境界性人格障害を治療できる医者、できない医者の見分け方

2005年5月7日付、BLOGより

ポール・メイソン&ランディ・クリーガー/荒井秀樹・野村祐子・栗原美和子訳『境界性人格障害=BPD はれものにさわるような毎日をすごしている方々へ』星和書店、2003年、301〜304頁より

本書全体についての参考になる書評は、以下のものがあります。
http://homepage1.nifty.com/eggs/book/bkborderline.html

 同書には、次のようなアドバイスがあり、大変参考になります。

以下、引用。

 ボーダーラインの人を効果的に治療した経験をもつメンタルヘルスの専門家を見つけることは、非常に困難な場合があります。ボーダーラインの人やノン・ボーダーラインの人たちから報告された共通の問題としては、次のようなものがあります。

●境界性人格障害について教育を受けていない、そして適切に診断できない臨床医。

●境界性人格障害の診断はつけても、ボーダーラインの人を治療した経験がなく、ボーダーラインの人への効果的な働きかけかたを知らない臨床医。そのような医師は「境界性人格障害を治す方法はない」とか「ボーダーラインの人たちはよくならない」などの正しくない情報を伝える可能性があります。

●ボーダーラインの人に対する否定的な予測や態度を治療に持ち込み、そのため無意識のうちに偏見を帯びた態度で患者に接する臨床医。

●境界性人格障害に関する考え方が硬直しており、患者が意見の異なることを言うと患者の言うことを否定する臨床医。たとえば、自傷行為をする人やボーダーラインの人は性的虐待を受けていると信じている臨床医など。これは真実ではなりません。

[中略]

ボーダーラインの人や、ボーダーラインの人から大きな影響を受けている人を扱う能力があるかどうか評価するために、その治療者に質問してみることも大切です。たとえば、次のような質問があります。

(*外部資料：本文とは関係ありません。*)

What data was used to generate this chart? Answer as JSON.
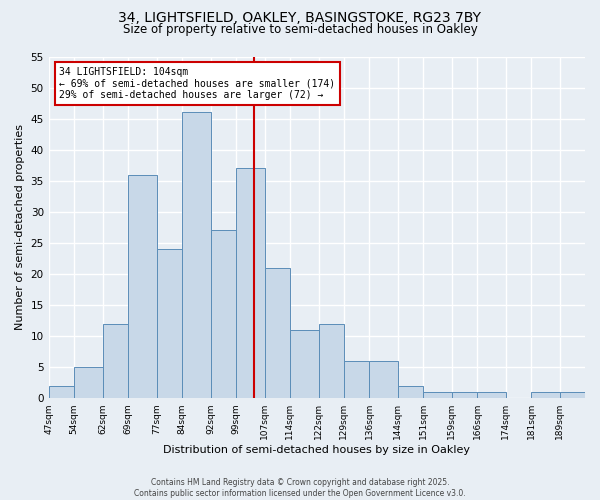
{
  "title_line1": "34, LIGHTSFIELD, OAKLEY, BASINGSTOKE, RG23 7BY",
  "title_line2": "Size of property relative to semi-detached houses in Oakley",
  "xlabel": "Distribution of semi-detached houses by size in Oakley",
  "ylabel": "Number of semi-detached properties",
  "annotation_title": "34 LIGHTSFIELD: 104sqm",
  "annotation_line2": "← 69% of semi-detached houses are smaller (174)",
  "annotation_line3": "29% of semi-detached houses are larger (72) →",
  "footnote_line1": "Contains HM Land Registry data © Crown copyright and database right 2025.",
  "footnote_line2": "Contains public sector information licensed under the Open Government Licence v3.0.",
  "bar_edges": [
    47,
    54,
    62,
    69,
    77,
    84,
    92,
    99,
    107,
    114,
    122,
    129,
    136,
    144,
    151,
    159,
    166,
    174,
    181,
    189,
    196
  ],
  "bar_heights": [
    2,
    5,
    12,
    36,
    24,
    46,
    27,
    37,
    21,
    11,
    12,
    6,
    6,
    2,
    1,
    1,
    1,
    0,
    1,
    1
  ],
  "bar_color": "#c8d8e8",
  "bar_edge_color": "#5b8db8",
  "vline_x": 104,
  "vline_color": "#cc0000",
  "annotation_box_color": "#cc0000",
  "background_color": "#e8eef4",
  "plot_bg_color": "#e8eef4",
  "ylim": [
    0,
    55
  ],
  "yticks": [
    0,
    5,
    10,
    15,
    20,
    25,
    30,
    35,
    40,
    45,
    50,
    55
  ],
  "grid_color": "#ffffff",
  "title_fontsize": 10,
  "subtitle_fontsize": 8.5,
  "xlabel_fontsize": 8,
  "ylabel_fontsize": 8,
  "xtick_fontsize": 6.5,
  "ytick_fontsize": 7.5,
  "footnote_fontsize": 5.5,
  "annot_fontsize": 7
}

1.境界性人格障害を治療したことがありますか? もしあるなら、どのくらい?
治療者の身ぶり手振りや声の調子などから、その治療者のボーダーラインの人に対する態度を見定めてください。境界性人格障害の問題をあまり扱ったことのない治療者は避けたほうが無難でしょう。

2.境界性人格障害をどのように定義しますか?
 治療者の知識があなたより少ないようであれば、別の治療者を探してください。境界性人格障害を、実際にはあなた(もしくはあなたが関わるボーダーラインの人)にはない病気の一部であると考えている場合も、別の治療者を探しましょう。(たとえば、トラウマの病歴がないのに、境界性人格障害は外傷後ストレス障害の一形態であると言うかもしれません)

3.境界性人格障害の原因はなんだと思いますか?
 あなたが虐待をしない親なのに、親の虐待がこの障害の原因であると治療者が考えているなら、もっと良い治療者を探してください。また、治療者が生物学的要因の可能性を言わないのなら、その人はおそらく最新の研究について知らないといえます。

4.境界性人格障害の治療計画はどのようなものですか?
 治療の概略についてはっきりと話すことができ、またそれが個々人に合わせて調整されるものであると言える治療者を探してください。治療計画を持たない治療者は、ボーダーラインの人の危機状態に左右され、長期的問題にまで手が届かなくなるようです。
 
5.自傷行為に対する特別な治療ができますか? 物質依存には? 摂食障害には? ボーダーラインの人を愛する人たちには?
 あなた自身の関心事に入れ替えたり、つけ加えたりして質問してください。

6.ボーダーラインの人は良くなると思っていますか? もしそうなら、ボーダーラインの人を個人的に治療してその人がよくなったのですか?
 サントロとコーエンによれば、「聞きたいのは、納得のいく楽観論です。もちろん誰も保証はできません(保証してくれるような人は見過ごしてください)。けれど、どっちつかずの態度が目に余るようなら、誰か他の人を探したほうがいいかもしれません」。あなたと治療者が同じゴールを目指していることを確認してください。

7.薬物治療に関する見解は?
 治療者が精神科医でないなら、薬物が必要なときに誰が処方してくれるのか質問してください。